Only idiots will buy such an alibi.
And an unbuying Mayor Oscar Rodriguez promptly
ordered SBS to shred all remaining residuals within three weeks or if they
can’t, to bring all residuals to the sanitary Kalangitan landfill. That order
made on May 23, Mayor Oca’s deadline for SBS is tomorrow, June 6. What gives,
thereafter?
Whatever,
the prospects are not promising.
“Rowee
Freeman, City of San Fernando environment officer, said a small volume of waste
is thrown in Kalangitan because the bulk has been diverted to a waste-to-energy
facility that is operated by the Spectrum Blue Steel Corp. since March 1.”
So
was written in Tonette’s Inquirer story
of May 28, that came after the Punto! story,
May 24, of the SBS admission of its failure to pelletize and thus the pile up
of “residual wastes” in Lara.

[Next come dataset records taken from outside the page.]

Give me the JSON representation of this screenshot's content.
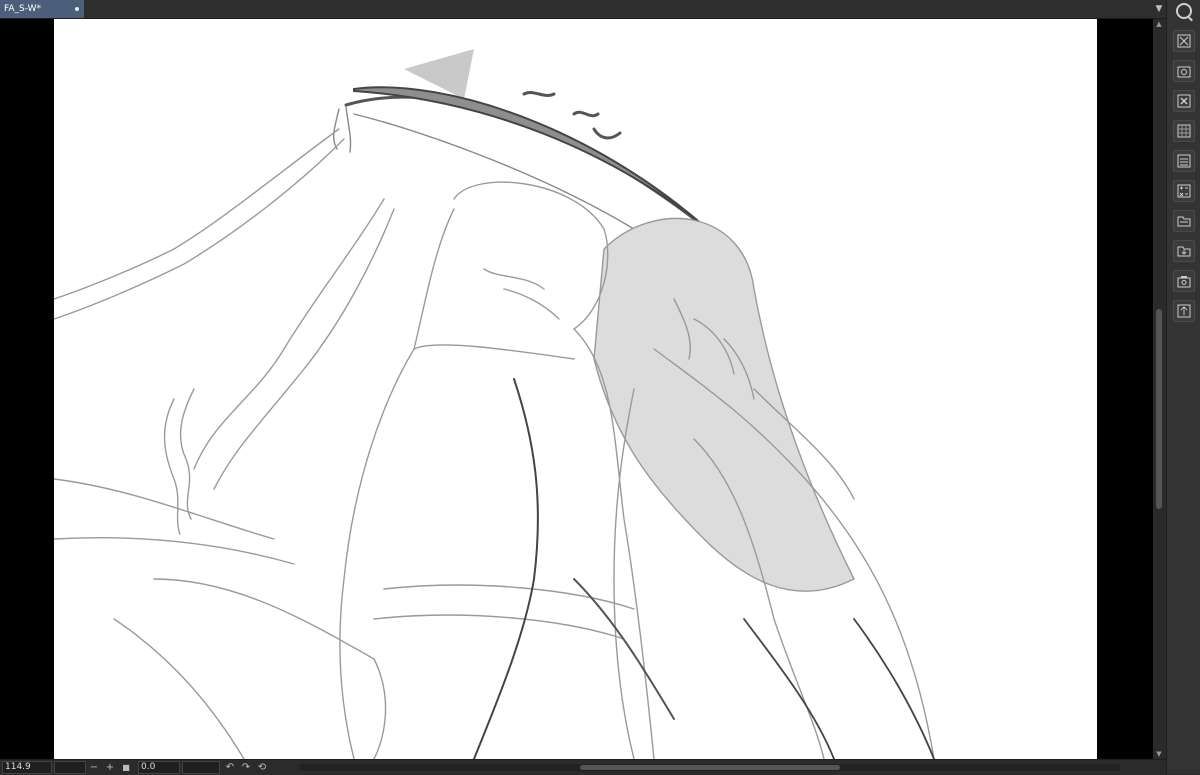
{
  "document_tab": {
    "title": "FA_S-W*"
  },
  "status_bar": {
    "zoom_value": "114.9",
    "rotation_value": "0.0",
    "zoom_out_symbol": "−",
    "zoom_in_symbol": "+",
    "fit_symbol": "■",
    "rotate_left_symbol": "↶",
    "rotate_right_symbol": "↷",
    "reset_symbol": "⟲"
  },
  "right_toolbar": {
    "buttons": [
      "close-canvas-icon",
      "screenshot-icon",
      "delete-icon",
      "grid-icon",
      "layer-list-icon",
      "calculator-icon",
      "folder-icon",
      "import-icon",
      "camera-icon",
      "share-icon"
    ]
  },
  "colors": {
    "tab_active": "#4c5f7a",
    "panel_dark": "#2b2b2b",
    "canvas_bg": "#ffffff",
    "sketch_stroke": "#7a7a7a",
    "hat_fill": "#8a8a8a"
  }
}
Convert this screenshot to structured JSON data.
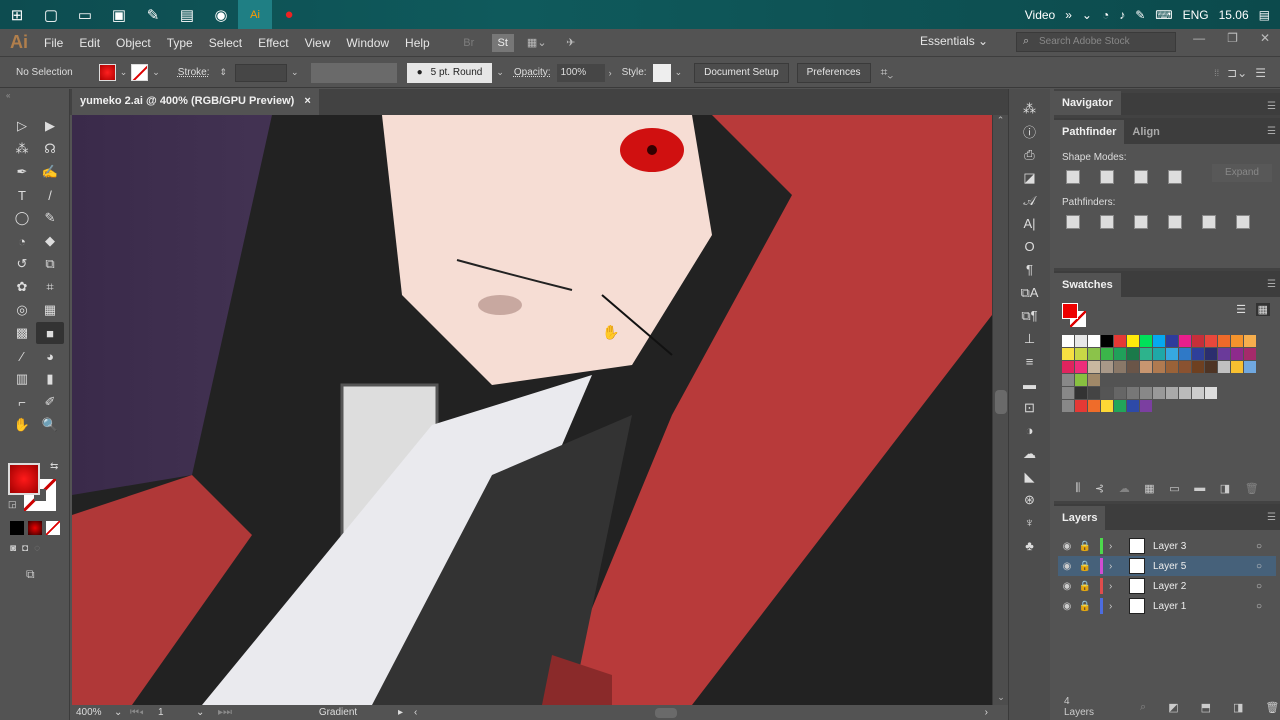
{
  "taskbar": {
    "apps": [
      {
        "name": "start",
        "icon": "⊞"
      },
      {
        "name": "task-view",
        "icon": "▢"
      },
      {
        "name": "cmd",
        "icon": "▭"
      },
      {
        "name": "monitor",
        "icon": "▣"
      },
      {
        "name": "tool",
        "icon": "✎"
      },
      {
        "name": "explorer",
        "icon": "▤"
      },
      {
        "name": "network",
        "icon": "◉"
      },
      {
        "name": "illustrator",
        "icon": "Ai"
      },
      {
        "name": "record",
        "icon": "●"
      }
    ],
    "tray": {
      "label": "Video",
      "overflow": "»",
      "lang": "ENG",
      "time": "15.06"
    }
  },
  "menubar": {
    "logo": "Ai",
    "items": [
      "File",
      "Edit",
      "Object",
      "Type",
      "Select",
      "Effect",
      "View",
      "Window",
      "Help"
    ],
    "bridge": "Br",
    "stock": "St",
    "workspace": "Essentials",
    "search_placeholder": "Search Adobe Stock"
  },
  "controlbar": {
    "selection": "No Selection",
    "stroke_label": "Stroke:",
    "brush": "5 pt. Round",
    "opacity_label": "Opacity:",
    "opacity_value": "100%",
    "style_label": "Style:",
    "document_setup": "Document Setup",
    "preferences": "Preferences"
  },
  "document": {
    "tab_title": "yumeko 2.ai @ 400% (RGB/GPU Preview)",
    "close": "×",
    "zoom": "400%",
    "artboard": "1",
    "status": "Gradient"
  },
  "tools": [
    "▷",
    "▶",
    "⁂",
    "☊",
    "✒",
    "✍",
    "T",
    "/",
    "◯",
    "✎",
    "◔",
    "◆",
    "↺",
    "⧉",
    "✿",
    "⌗",
    "◎",
    "▦",
    "▩",
    "■",
    "⁄",
    "◕",
    "▥",
    "▮",
    "⌐",
    "✐",
    "✋",
    "🔍"
  ],
  "panels": {
    "navigator": "Navigator",
    "pathfinder": {
      "tab": "Pathfinder",
      "tab2": "Align",
      "shape_modes": "Shape Modes:",
      "pathfinders": "Pathfinders:",
      "expand": "Expand"
    },
    "swatches": {
      "tab": "Swatches",
      "rows": [
        [
          "#ffffff",
          "#e8e8e8",
          "#ffffff",
          "#000000",
          "#e53935",
          "#ffeb0a",
          "#00e05a",
          "#06a8f0",
          "#2e3c9c",
          "#e91e8c",
          "#c62f3a",
          "#e8473c",
          "#ee6a2a",
          "#f4932c",
          "#f6ae4d"
        ],
        [
          "#f7e042",
          "#c8d846",
          "#8bc34a",
          "#3bb54a",
          "#20a05a",
          "#1a7a4a",
          "#2db38c",
          "#1fa8a8",
          "#36a9e1",
          "#2f79c7",
          "#2e3f9a",
          "#2b2e6e",
          "#6a3a9a",
          "#8e2a8c",
          "#a52a6a"
        ],
        [
          "#e0245e",
          "#ee2d7a",
          "#c9b8a0",
          "#a89888",
          "#8a7868",
          "#6a5548",
          "#c89670",
          "#b07a50",
          "#9a6238",
          "#8a5230",
          "#6e4020",
          "#4e3424",
          "#c0c0c0",
          "#f8c030",
          "#70a8e0"
        ],
        [
          "#888888",
          "#88c040",
          "#a08868"
        ],
        [
          "#888888",
          "#333333",
          "#444444",
          "#555555",
          "#666666",
          "#777777",
          "#888888",
          "#999999",
          "#aaaaaa",
          "#bbbbbb",
          "#cccccc",
          "#dddddd"
        ],
        [
          "#888888",
          "#e53935",
          "#ef6c2a",
          "#fdd835",
          "#22a55a",
          "#2e4aa8",
          "#7b3fa0"
        ]
      ]
    },
    "layers": {
      "tab": "Layers",
      "count": "4 Layers",
      "items": [
        {
          "name": "Layer 3",
          "color": "#4cd94c",
          "selected": false
        },
        {
          "name": "Layer 5",
          "color": "#d24cd2",
          "selected": true
        },
        {
          "name": "Layer 2",
          "color": "#e04c4c",
          "selected": false
        },
        {
          "name": "Layer 1",
          "color": "#4c6ce0",
          "selected": false
        }
      ]
    }
  },
  "dock_icons": [
    "⁂",
    "ⓘ",
    "⎙",
    "◪",
    "𝒜",
    "A|",
    "O",
    "¶",
    "⧉A",
    "⧉¶",
    "⊥",
    "≡",
    "▬",
    "⊡",
    "◑",
    "☁",
    "◣",
    "⊛",
    "♆",
    "♣"
  ]
}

Freeman is apparently clueless of what’s smelling
in her own stinking backyard.
Her
assertion in the same Inquirer story
that the “waste segregation campaign has reduced residual waste by 25 percent
from 130 MT in 2010 to 100 MT in 2011” only compounded, if not complexed, her
cluelessness.
While
incredulous with her figures, given the MCWMC report of the City of San
Fernando generating 51,464.16 metric
tons of waste in 2011, Freeman nevertheless affirmed, if inadvertently – via
simple arithmetic – that indeed, the city has a gargantuan waste mismanagement
problem.
Okay
dummies, the equation goes: 51,464.16 metric
tons of waste minus 100 metric tons of residual waste equals 51,364.16 metric
tons, less “small volume of waste thrown in Kalangitan” equals BIG volume of
waste unmanaged. Some 700 tons of it piled up in Lara.
And
then there’s the highly respected Marco Nepomuceno of ENext, a Belgian company
that produces “high-calorific green coal,” casting doubt on the integrity of
SBS’ pelletizing plant.
A working plant, so Nepomuceno contends, needs
no less than $27 million to put up and operate. That’s over P1 billion.
The dysfunctionality, if not inoperability, of
the SBS’ facility in Lara makes an affirmation of Nepomuceno’s contention.
Which, its engineer, Callo himself confirmed: “As
of now, all we can do is sort out residuals being sent to our plant. We cannot
yet press together or pelletize these residuals because we’re still waiting for
our bigger machines,” adding that his company’s top officials in Thailand have
heard of the problem but have not given any responses yet.
Pure garbage talk. All the pun intended there.
Yes, today – June 5 – is World Environment Day,
this year’s theme is: “Green Economy: Does it include you?”
Green
Economy, the UN Environment Programme explains, is “one that results in
improved human well-being and social equity, while significantly reducing
environmental risks and ecological scarcities.”
“We
can think of a green economy as an economic environment that achieves low
carbon emissions, resource efficiency and at the same time is socially
inclusive,” furthered UNEP.
With those parameters vis-à-vis the environmental realities
discussed above, we can only shamefully rue: Green Economy: We are damned!